What makes this project innovative? What was its impact?

It was very important to show the real picture behind the altered reality painted by politicians and pro-government media. With the database and stories stemming from it we wished to diminish the atmosphere in which it seems that laws do not apply to public officials. This is a unique database in Serbia; it’s focused on all the ways officials use to breach the law. Our intention was not to scrutinize politicians for their private assets but only to pinpoint the ones that are/were in a conflict of interest. In the first couple of days after publishing a database people were keen to search and check their local officials, so there were around 17,000 entries to the database on our website. Two CINS stories came out as a result of the database. Just days after the Serbian parliament was constituted, database showed that the Agency brought proceedings against 51 out of 250 members of the Serbian National Assembly. The Agency’s findings are not being acted upon and sanctions are too lenient, so they are not discouraging for potential offenders. In five of these cases, the Agency brought criminal charges, but there was no resolution. Agency issued 81 recommendations for dismissal of public officials for various violations of the law. We decided to follow this trail as well, resulting in the second story. In most cases institutions where the officials work decided not to accept the dismissals. For officials who were dismissed or who resigned from their positions, the notion of political accountability is short-lived; thus, they later reappear as claimants for the same or similar functions. According to the database, the Agency has imposed a measure of warning in 1,331 cases, 97 recommendations for the dismissal, and 138 public announcements of the decision on the violation of the law. Initiated proceedings were suspended in 142 cases. Local Serbian media used the database to investigate proceedings against officials in their towns and many stories emerged.

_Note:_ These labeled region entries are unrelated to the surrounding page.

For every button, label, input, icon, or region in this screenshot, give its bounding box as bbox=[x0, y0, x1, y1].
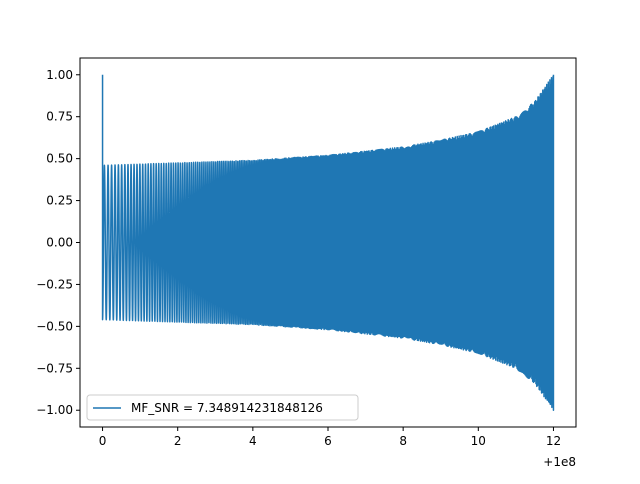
x-tick-label: 12 bbox=[546, 434, 561, 448]
x-tick-label: 6 bbox=[324, 434, 332, 448]
x-tick-label: 4 bbox=[249, 434, 257, 448]
x-tick-label: 10 bbox=[471, 434, 486, 448]
legend: MF_SNR = 7.348914231848126 bbox=[86, 394, 359, 421]
y-tick-label: −0.50 bbox=[36, 319, 73, 333]
y-tick-label: 0.75 bbox=[46, 110, 73, 124]
x-tick-label: 2 bbox=[174, 434, 182, 448]
y-tick-label: 0.25 bbox=[46, 194, 73, 208]
y-tick-label: 0.50 bbox=[46, 152, 73, 166]
x-tick-label: 8 bbox=[399, 434, 407, 448]
legend-box bbox=[86, 394, 359, 421]
y-tick-label: 1.00 bbox=[46, 68, 73, 82]
waveform-series-line bbox=[101, 74, 555, 411]
y-axis: 1.00 0.75 0.50 0.25 0.00 −0.25 −0.50 −0.75 −1.00 bbox=[36, 68, 80, 417]
x-tick-label: 0 bbox=[99, 434, 107, 448]
y-tick-label: 0.00 bbox=[46, 236, 73, 250]
legend-series-label: MF_SNR = 7.348914231848126 bbox=[131, 401, 323, 415]
y-tick-label: −1.00 bbox=[36, 403, 73, 417]
plot-area bbox=[101, 74, 555, 411]
y-tick-label: −0.75 bbox=[36, 361, 73, 375]
y-tick-label: −0.25 bbox=[36, 277, 73, 291]
x-axis-offset-label: +1e8 bbox=[543, 455, 576, 469]
x-axis: 0 2 4 6 8 10 12 bbox=[99, 427, 561, 448]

Technologies used for this project:

We filed around 140 FOIA requests to different public institutions such as courts, city councils, public schools, hospitals etc. The biggest problem was to discover the responsible institutions we can request the information from. For instance, to get the information about criminal charges we had to send three different requests to different institutions. Institutions replied mostly via mail in hard copy. So, firstly we had to scan all the documents and make them searchable. We put all the information in the Excel and categorized it so we can easily access and track all the cases. Before the Excel file was sent to the programmers we needed to fact-check all of the tables with more than 2000 different sheets, so the whole newsroom was engaged on this for days. After the analysis of the information in Excel, the first two stories came out. The first version of Excel had more sheets, but in cooperation with programmers we decided to put it in fewer categories so it could be easier for our readers to understand it. Technology used: php, mysql, jquery, html5, css3, jquery datatables plug in.